The 2021 NYC mayoral election yielded almost 100,000 fewer votes than the 2017 election


After the NYC election on Nov. 2, Eric Adams won the mayoral race with a reported 66.5% of the vote count. Only 20% of the eligible voting population participated this year. 

The vote count for all five boroughs of NYC totaled 1,016,663 votes. About 79,000 of those bnvotes were absentee ballots and an additional 170,000 came from the early in-person voting period between Oct. 23 and 31. 

In the mayoral election of 2017, Bill de Blasio took the lead representing the Democratic Party by winning 66.2% of the votes; Republican runner-up Nicole Malliotakis earned 27.8%. In the 2017 mayoral election, 1,166,314 people casted votes, which was 23% of the eligible voting population.

With a new mayor, NYC could experience changes in policy relating to homelessness and other city issues.
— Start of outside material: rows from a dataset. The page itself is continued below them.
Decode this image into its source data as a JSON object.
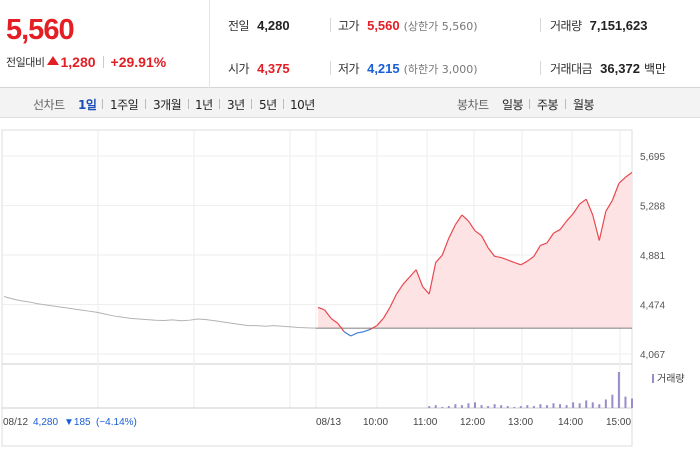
{
  "header": {
    "price": "5,560",
    "change_label": "전일대비",
    "change_value": "1,280",
    "change_rate": "+29.91%",
    "stats": {
      "prev_close": {
        "label": "전일",
        "value": "4,280"
      },
      "high": {
        "label": "고가",
        "value": "5,560",
        "sub": "(상한가 5,560)"
      },
      "volume": {
        "label": "거래량",
        "value": "7,151,623"
      },
      "open": {
        "label": "시가",
        "value": "4,375"
      },
      "low": {
        "label": "저가",
        "value": "4,215",
        "sub": "(하한가 3,000)"
      },
      "amount": {
        "label": "거래대금",
        "value": "36,372",
        "unit": "백만"
      }
    }
  },
  "toolbar": {
    "line_title": "선차트",
    "line_periods": [
      "1일",
      "1주일",
      "3개월",
      "1년",
      "3년",
      "5년",
      "10년"
    ],
    "candle_title": "봉차트",
    "candle_periods": [
      "일봉",
      "주봉",
      "월봉"
    ]
  },
  "chart_data": {
    "type": "area",
    "y_ticks": [
      "5,695",
      "5,288",
      "4,881",
      "4,474",
      "4,067"
    ],
    "ylim": [
      4067,
      5695
    ],
    "prev_close": 4280,
    "prev_day": {
      "date": "08/12",
      "close": "4,280",
      "change": "▼185",
      "rate": "(−4.14%)"
    },
    "x_labels": [
      "08/13",
      "10:00",
      "11:00",
      "12:00",
      "13:00",
      "14:00",
      "15:00"
    ],
    "volume_label": "거래량",
    "colors": {
      "up": "#e8484f",
      "down": "#3f7fd6",
      "prev": "#b3b3b3",
      "fill": "#fde3e4",
      "volume": "#9a8cc9"
    },
    "prev_series": [
      4540,
      4520,
      4505,
      4495,
      4480,
      4470,
      4460,
      4450,
      4440,
      4430,
      4420,
      4410,
      4395,
      4380,
      4370,
      4360,
      4355,
      4350,
      4345,
      4342,
      4348,
      4340,
      4345,
      4355,
      4350,
      4340,
      4330,
      4320,
      4310,
      4300,
      4300,
      4295,
      4300,
      4295,
      4290,
      4285,
      4282,
      4280
    ],
    "today_series": [
      4450,
      4430,
      4360,
      4320,
      4250,
      4215,
      4240,
      4250,
      4270,
      4300,
      4360,
      4450,
      4560,
      4640,
      4700,
      4760,
      4620,
      4560,
      4820,
      4880,
      5020,
      5130,
      5210,
      5160,
      5080,
      5040,
      4940,
      4870,
      4860,
      4840,
      4820,
      4800,
      4830,
      4870,
      4960,
      4980,
      5060,
      5090,
      5160,
      5220,
      5300,
      5340,
      5210,
      5000,
      5240,
      5330,
      5470,
      5520,
      5560
    ],
    "volume_series": [
      0,
      0,
      0,
      0,
      0,
      0,
      0,
      0,
      0,
      0,
      0,
      0,
      0,
      0,
      0,
      0,
      0,
      2,
      3,
      1,
      2,
      4,
      3,
      5,
      6,
      3,
      2,
      4,
      3,
      2,
      1,
      2,
      3,
      2,
      4,
      3,
      5,
      4,
      3,
      6,
      5,
      8,
      6,
      4,
      9,
      14,
      38,
      12,
      10
    ]
  }
}
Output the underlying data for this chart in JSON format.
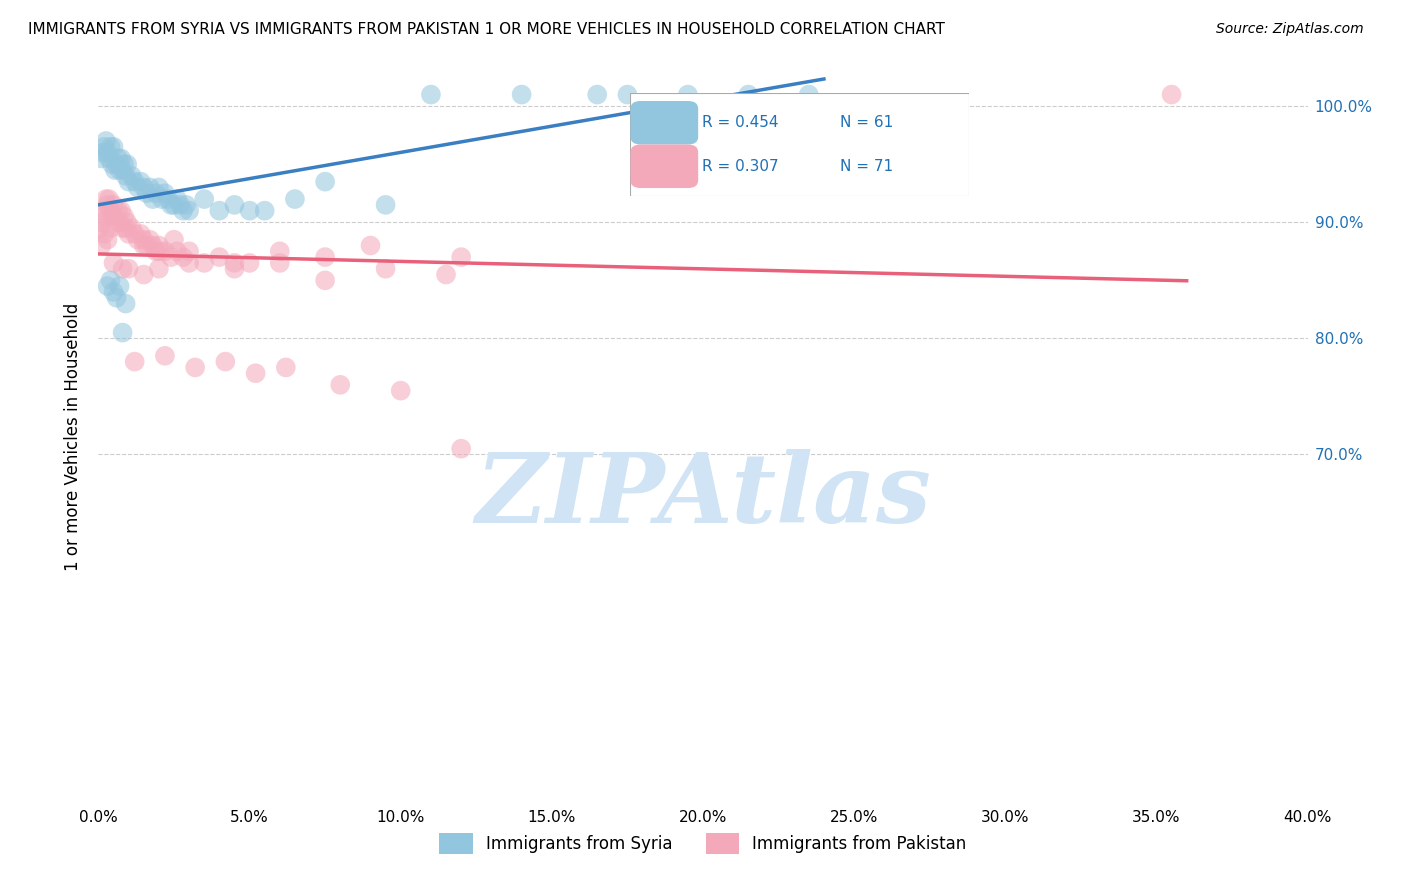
{
  "title": "IMMIGRANTS FROM SYRIA VS IMMIGRANTS FROM PAKISTAN 1 OR MORE VEHICLES IN HOUSEHOLD CORRELATION CHART",
  "source": "Source: ZipAtlas.com",
  "ylabel": "1 or more Vehicles in Household",
  "xmin": 0.0,
  "xmax": 40.0,
  "ymin": 40.0,
  "ymax": 103.0,
  "ytick_vals": [
    70.0,
    80.0,
    90.0,
    100.0
  ],
  "ytick_labels": [
    "70.0%",
    "80.0%",
    "90.0%",
    "100.0%"
  ],
  "xtick_vals": [
    0.0,
    5.0,
    10.0,
    15.0,
    20.0,
    25.0,
    30.0,
    35.0,
    40.0
  ],
  "xtick_labels": [
    "0.0%",
    "5.0%",
    "10.0%",
    "15.0%",
    "20.0%",
    "25.0%",
    "30.0%",
    "35.0%",
    "40.0%"
  ],
  "legend_R_blue": "R = 0.454",
  "legend_N_blue": "N = 61",
  "legend_R_pink": "R = 0.307",
  "legend_N_pink": "N = 71",
  "legend_label_blue": "Immigrants from Syria",
  "legend_label_pink": "Immigrants from Pakistan",
  "color_blue": "#92c5de",
  "color_pink": "#f4a9bb",
  "color_blue_line": "#3a7fc1",
  "color_pink_line": "#e8607a",
  "color_blue_text": "#2171b5",
  "watermark": "ZIPAtlas",
  "watermark_color": "#d0e4f5",
  "syria_x": [
    0.1,
    0.15,
    0.2,
    0.25,
    0.3,
    0.35,
    0.4,
    0.45,
    0.5,
    0.55,
    0.6,
    0.65,
    0.7,
    0.75,
    0.8,
    0.85,
    0.9,
    0.95,
    1.0,
    1.1,
    1.2,
    1.3,
    1.4,
    1.5,
    1.6,
    1.7,
    1.8,
    1.9,
    2.0,
    2.1,
    2.2,
    2.3,
    2.4,
    2.5,
    2.6,
    2.7,
    2.8,
    2.9,
    3.0,
    3.5,
    4.0,
    4.5,
    5.0,
    5.5,
    6.5,
    7.5,
    9.5,
    11.0,
    14.0,
    16.5,
    17.5,
    19.5,
    21.5,
    23.5,
    0.3,
    0.4,
    0.5,
    0.6,
    0.7,
    0.8,
    0.9
  ],
  "syria_y": [
    95.5,
    96.0,
    96.5,
    97.0,
    96.0,
    95.5,
    96.5,
    95.0,
    96.5,
    94.5,
    95.0,
    95.5,
    94.5,
    95.5,
    94.5,
    95.0,
    94.0,
    95.0,
    93.5,
    94.0,
    93.5,
    93.0,
    93.5,
    93.0,
    92.5,
    93.0,
    92.0,
    92.5,
    93.0,
    92.0,
    92.5,
    92.0,
    91.5,
    91.5,
    92.0,
    91.5,
    91.0,
    91.5,
    91.0,
    92.0,
    91.0,
    91.5,
    91.0,
    91.0,
    92.0,
    93.5,
    91.5,
    101.0,
    101.0,
    101.0,
    101.0,
    101.0,
    101.0,
    101.0,
    84.5,
    85.0,
    84.0,
    83.5,
    84.5,
    80.5,
    83.0
  ],
  "pakistan_x": [
    0.05,
    0.1,
    0.15,
    0.2,
    0.25,
    0.3,
    0.35,
    0.4,
    0.45,
    0.5,
    0.55,
    0.6,
    0.65,
    0.7,
    0.75,
    0.8,
    0.85,
    0.9,
    0.95,
    1.0,
    1.1,
    1.2,
    1.3,
    1.4,
    1.5,
    1.6,
    1.7,
    1.8,
    1.9,
    2.0,
    2.2,
    2.4,
    2.6,
    2.8,
    3.0,
    3.5,
    4.0,
    4.5,
    5.0,
    6.0,
    7.5,
    9.0,
    12.0,
    1.0,
    1.5,
    0.5,
    0.8,
    2.0,
    3.0,
    4.5,
    6.0,
    7.5,
    9.5,
    11.5,
    1.5,
    2.0,
    2.5,
    0.1,
    0.2,
    0.3,
    0.4,
    35.5,
    1.2,
    2.2,
    3.2,
    4.2,
    5.2,
    6.2,
    8.0,
    10.0,
    12.0
  ],
  "pakistan_y": [
    89.5,
    90.0,
    90.5,
    91.0,
    92.0,
    91.5,
    92.0,
    91.0,
    90.5,
    91.5,
    90.5,
    90.0,
    91.0,
    90.0,
    91.0,
    89.5,
    90.5,
    89.5,
    90.0,
    89.0,
    89.5,
    89.0,
    88.5,
    89.0,
    88.5,
    88.0,
    88.5,
    88.0,
    87.5,
    88.0,
    87.5,
    87.0,
    87.5,
    87.0,
    87.5,
    86.5,
    87.0,
    86.5,
    86.5,
    87.5,
    87.0,
    88.0,
    87.0,
    86.0,
    85.5,
    86.5,
    86.0,
    86.0,
    86.5,
    86.0,
    86.5,
    85.0,
    86.0,
    85.5,
    88.0,
    87.5,
    88.5,
    88.0,
    89.0,
    88.5,
    89.5,
    101.0,
    78.0,
    78.5,
    77.5,
    78.0,
    77.0,
    77.5,
    76.0,
    75.5,
    70.5
  ]
}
Although Adams received the majority of votes in almost every borough, Staten Island was the outlier, with 68% voting in favor of Curtis Sliwa, the Republican candidate. The 2017 electoral results were similar to 2021. Republican candidate Malliotakis was favored by 70.8% of voters in Staten Island. 
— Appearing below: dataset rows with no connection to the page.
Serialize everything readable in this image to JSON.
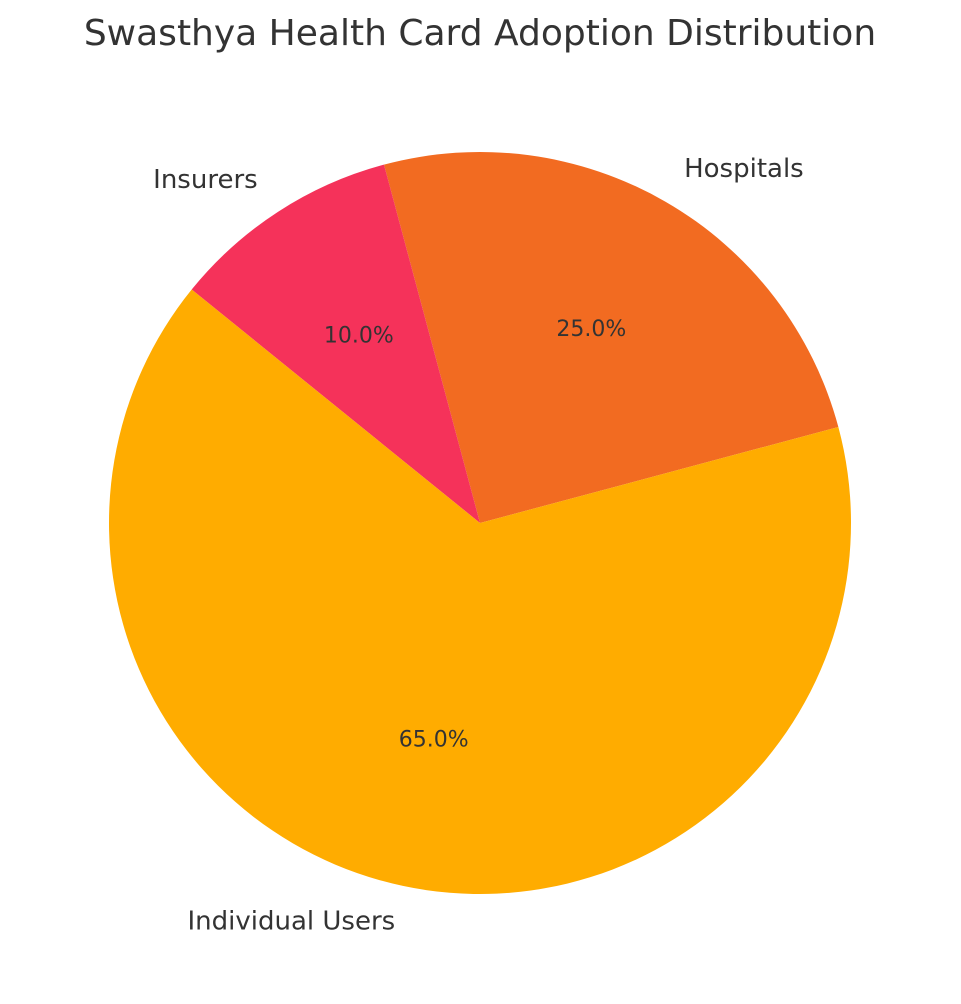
{
  "chart_data": {
    "type": "pie",
    "title": "Swasthya Health Card Adoption Distribution",
    "categories": [
      "Hospitals",
      "Insurers",
      "Individual Users"
    ],
    "values": [
      25,
      10,
      65
    ],
    "value_labels": [
      "25.0%",
      "10.0%",
      "65.0%"
    ],
    "colors": [
      "#F26B21",
      "#F5325A",
      "#FFAC00"
    ],
    "start_angle_deg": 15,
    "direction": "counterclockwise",
    "legend": "none"
  }
}
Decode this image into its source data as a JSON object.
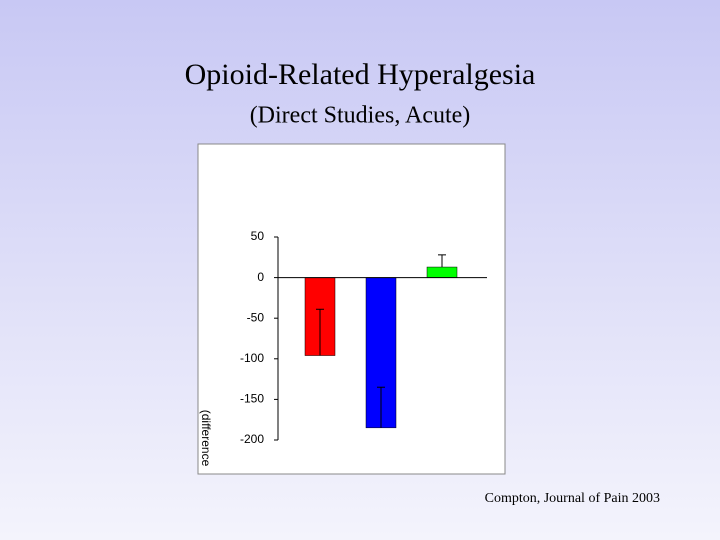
{
  "chart_data": {
    "type": "bar",
    "title": "Opioid-Related Hyperalgesia",
    "subtitle": "(Direct Studies, Acute)",
    "y_label": "(difference",
    "categories": [
      null,
      null,
      null
    ],
    "values": [
      -96,
      -185,
      13
    ],
    "errors": [
      57,
      50,
      15
    ],
    "colors": [
      "#ff0000",
      "#0000ff",
      "#00ff00"
    ],
    "ylim": [
      -200,
      50
    ],
    "yticks": [
      50,
      0,
      -50,
      -100,
      -150,
      -200
    ],
    "source": "Compton,  Journal of Pain 2003"
  }
}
With a new mayor, NYC could experience changes in policy relating to homelessness and other city issues under Adams’ tenure. Almost half of the undergraduate population at Fordham Lincoln Center are commuters, which means new policies will influence these students and their families’ lives — as well as resident students.

Omi Mehta, Gabelli School of Business at Lincoln Center ’25 and a resident, noted how she was “extremely happy” that Adams won the electoral election, mentioning that “he is very qualified and has a strong background in politics.”

The election is already influencing NYC politics.

Mehta explained that because Adams’ values are associated with the Democratic Party, she looks forward to seeing what impacts his decisions have on NYC.

Sophia Zanga, Fordham College at Lincoln Center ’25 and a resident, spoke about how she “did not know much about Adams and his win,” detailing how she felt that since many students are ineligible to vote in NYC, “they mainly focus on the election in their hometown.” 

Although voter turnout for the mayoral election was low, the election is already influencing NYC politics. 

Adams has already begun unique administrative choices, such as his appointment of Stephen Scherr, a Goldman Sachs financial officer, one of the multiple businessmen in Adams’ staff thus far.

The approval rate of outgoing de Blasio is currently 37%, and there was a clear drop from a rating of 45% in April 2021, which represents city residents’ negative perception of the mayoral office. 

While Adams continues to choose mayoral staff and elects a new NYPD commissioner, it remains to be seen whether Adams will carry out his campaign proposals.